Pharmsinthesis: Vamotinib

Main article: Leukemia (leukemia, blood cancer)

Vamotinib, a Russian drug developed for the treatment of chronic myeloid leukemia in patients with resistance, including T315I mutation, and intolerance to previous therapy, is an oral tyrosine kinase inhibitor.

History

2025: Presentation of "Vamotinib"

Pharmasintez is preparing to register and put into civilian circulation the drug product Vamotinib. Vamotinib, the first original fully developed and manufactured 3rd generation tyrosine kinase (TKI) inhibitor in Russia, is a highly selective TKI for the treatment of patients with chronic myeloid leukemia (CML) who are resistant to previous therapy. The company announced this on April 25, 2025.

Chronic myeloid leukemia is a rare and serious tumor disease blood that occurs due to genetic breakdown, when parts of the 9th and 22nd chromosomes change places, which leads to the appearance of the Philadelphia chromosome in the cell as a precursor to hematopoiesis, which leads to uncontrolled proliferation of tumor cells and development. Every leukosis Russia year, about a thousand new patients with CML are identified. This disease accounts for about 15% of all leukemias in adults. The peak incidence falls on a workable, socially active age of 50-60 years.

Before the advent of tyrosine kinase inhibitors, the diagnosis of chronic myeloid leukemia sounded like a sentence - most patients lived only 3-5 years. However, in 2001, the drug imatinib (the first 1st generation tyrosine kinase inhibitor (TKI)) appeared, revolutionizing the treatment of CML. With the introduction of 1st generation TKIs into clinical practice, and later 2nd generation TKIs (dasatinib, nilotinib, bosutinib), CML has passed from a fatal to a potentially treatable disease, and about 90% of patients with CML live for decades.

Tyrosine kinase inhibitors have made a breakthrough in the treatment of CML, but a quarter of patients with TKI develop resistance associated with the absence or achievement of an insufficient response or with a loss of effect on therapy over time.

Patients with CML receive TKI on a continuous basis, which allows disease control, therefore, ensuring the safety of patient therapy and preventing severe life-threatening complications is extremely important.
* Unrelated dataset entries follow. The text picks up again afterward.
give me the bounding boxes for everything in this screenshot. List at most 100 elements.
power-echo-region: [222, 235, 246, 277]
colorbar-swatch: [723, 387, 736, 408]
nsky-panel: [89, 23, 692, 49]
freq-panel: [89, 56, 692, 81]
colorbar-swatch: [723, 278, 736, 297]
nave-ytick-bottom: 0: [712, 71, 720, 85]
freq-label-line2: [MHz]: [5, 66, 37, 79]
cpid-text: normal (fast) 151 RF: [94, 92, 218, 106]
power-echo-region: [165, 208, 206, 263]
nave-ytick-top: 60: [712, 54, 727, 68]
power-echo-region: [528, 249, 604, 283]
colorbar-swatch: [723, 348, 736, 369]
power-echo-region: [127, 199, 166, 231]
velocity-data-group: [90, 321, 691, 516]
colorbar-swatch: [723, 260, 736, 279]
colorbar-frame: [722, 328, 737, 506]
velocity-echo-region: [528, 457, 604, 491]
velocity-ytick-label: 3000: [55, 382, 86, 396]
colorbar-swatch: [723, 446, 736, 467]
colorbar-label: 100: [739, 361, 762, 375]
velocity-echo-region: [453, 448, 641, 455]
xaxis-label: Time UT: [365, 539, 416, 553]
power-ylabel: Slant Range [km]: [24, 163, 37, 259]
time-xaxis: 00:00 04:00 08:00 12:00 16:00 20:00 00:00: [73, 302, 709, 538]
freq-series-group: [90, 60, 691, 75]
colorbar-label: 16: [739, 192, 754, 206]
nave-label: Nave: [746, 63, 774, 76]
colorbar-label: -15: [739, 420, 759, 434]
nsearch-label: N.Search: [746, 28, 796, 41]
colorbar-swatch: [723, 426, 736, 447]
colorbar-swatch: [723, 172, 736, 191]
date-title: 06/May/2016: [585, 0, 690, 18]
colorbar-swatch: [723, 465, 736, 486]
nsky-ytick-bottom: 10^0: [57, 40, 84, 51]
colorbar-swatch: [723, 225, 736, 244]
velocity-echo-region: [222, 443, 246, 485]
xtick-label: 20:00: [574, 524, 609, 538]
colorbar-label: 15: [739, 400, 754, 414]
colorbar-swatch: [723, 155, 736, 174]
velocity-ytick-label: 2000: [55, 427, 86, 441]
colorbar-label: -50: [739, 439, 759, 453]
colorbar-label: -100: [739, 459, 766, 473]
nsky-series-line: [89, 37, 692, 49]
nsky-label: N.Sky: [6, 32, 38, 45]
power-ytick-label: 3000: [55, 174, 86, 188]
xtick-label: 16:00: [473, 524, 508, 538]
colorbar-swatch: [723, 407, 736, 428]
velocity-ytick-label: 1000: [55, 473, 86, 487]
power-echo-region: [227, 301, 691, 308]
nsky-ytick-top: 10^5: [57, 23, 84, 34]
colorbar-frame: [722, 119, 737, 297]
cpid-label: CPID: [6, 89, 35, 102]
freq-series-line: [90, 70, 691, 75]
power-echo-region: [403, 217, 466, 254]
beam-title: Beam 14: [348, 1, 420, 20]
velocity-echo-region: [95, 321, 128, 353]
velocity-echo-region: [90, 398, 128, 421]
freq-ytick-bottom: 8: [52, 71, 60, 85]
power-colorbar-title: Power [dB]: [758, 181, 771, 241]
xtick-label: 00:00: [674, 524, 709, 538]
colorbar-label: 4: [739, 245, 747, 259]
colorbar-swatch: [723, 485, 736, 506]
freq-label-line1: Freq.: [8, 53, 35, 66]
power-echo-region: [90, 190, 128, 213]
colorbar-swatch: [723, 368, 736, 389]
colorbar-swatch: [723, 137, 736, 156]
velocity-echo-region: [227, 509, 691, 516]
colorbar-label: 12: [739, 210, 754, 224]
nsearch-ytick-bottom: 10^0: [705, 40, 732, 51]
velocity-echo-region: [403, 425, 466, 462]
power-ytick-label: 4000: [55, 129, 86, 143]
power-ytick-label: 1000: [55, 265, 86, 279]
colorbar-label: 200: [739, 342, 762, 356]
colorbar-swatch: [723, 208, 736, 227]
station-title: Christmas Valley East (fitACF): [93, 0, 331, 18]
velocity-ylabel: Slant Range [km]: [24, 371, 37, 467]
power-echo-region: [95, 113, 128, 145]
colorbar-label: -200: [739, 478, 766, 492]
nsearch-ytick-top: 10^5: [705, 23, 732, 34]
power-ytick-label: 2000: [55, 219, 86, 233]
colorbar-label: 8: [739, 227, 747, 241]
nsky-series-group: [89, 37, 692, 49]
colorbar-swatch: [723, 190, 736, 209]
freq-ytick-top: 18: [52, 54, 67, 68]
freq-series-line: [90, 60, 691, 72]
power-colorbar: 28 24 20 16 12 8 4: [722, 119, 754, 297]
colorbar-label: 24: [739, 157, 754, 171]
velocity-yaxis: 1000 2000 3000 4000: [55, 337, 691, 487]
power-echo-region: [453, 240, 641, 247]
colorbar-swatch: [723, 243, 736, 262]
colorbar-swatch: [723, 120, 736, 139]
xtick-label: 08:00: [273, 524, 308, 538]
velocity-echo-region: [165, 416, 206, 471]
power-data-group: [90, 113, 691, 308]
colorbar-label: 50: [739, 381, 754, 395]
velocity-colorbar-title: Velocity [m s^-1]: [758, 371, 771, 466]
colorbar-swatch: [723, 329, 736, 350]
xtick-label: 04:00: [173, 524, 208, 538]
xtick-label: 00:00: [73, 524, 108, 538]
An important unresolved medical problem in addition to the development of resistance in the treatment of CML is TKI intolerance and safety.

Differences in safety between TKIs seem to be significant. Various TKIs, along with the general toxicity profile, for example, hematological and cutaneous toxicity, demonstrate specific types of complications characteristic of a particular drug. A specific type of toxicity can be pleural effusion, pulmonary hypertension, cardio-vascular complications, hepatotoxicity, occlusive lesions of the arteries, increased blood glucose, pancreatitis, dyspeptic events (diarrhea, nausea, vomiting). The development of adverse events significantly affects the quality and life expectancy of CML patients. Ensuring safe therapy becomes a priority in the current stage of CML therapy.

The Phase 1 clinical trial and the data obtained in the Phase 3 clinical trial have shown that vamotinib has high efficacy and demonstrates high specific safety, including cardio-vascular, making it a promising solution not only for patients with resistance, but also with intolerance to previous therapy.

As of April 2025, the drug is at the stage of the third phase of clinical trials to confirm its effectiveness and safety in a wider group of patients. Interim analysis data support high efficacy and a favorable safety profile.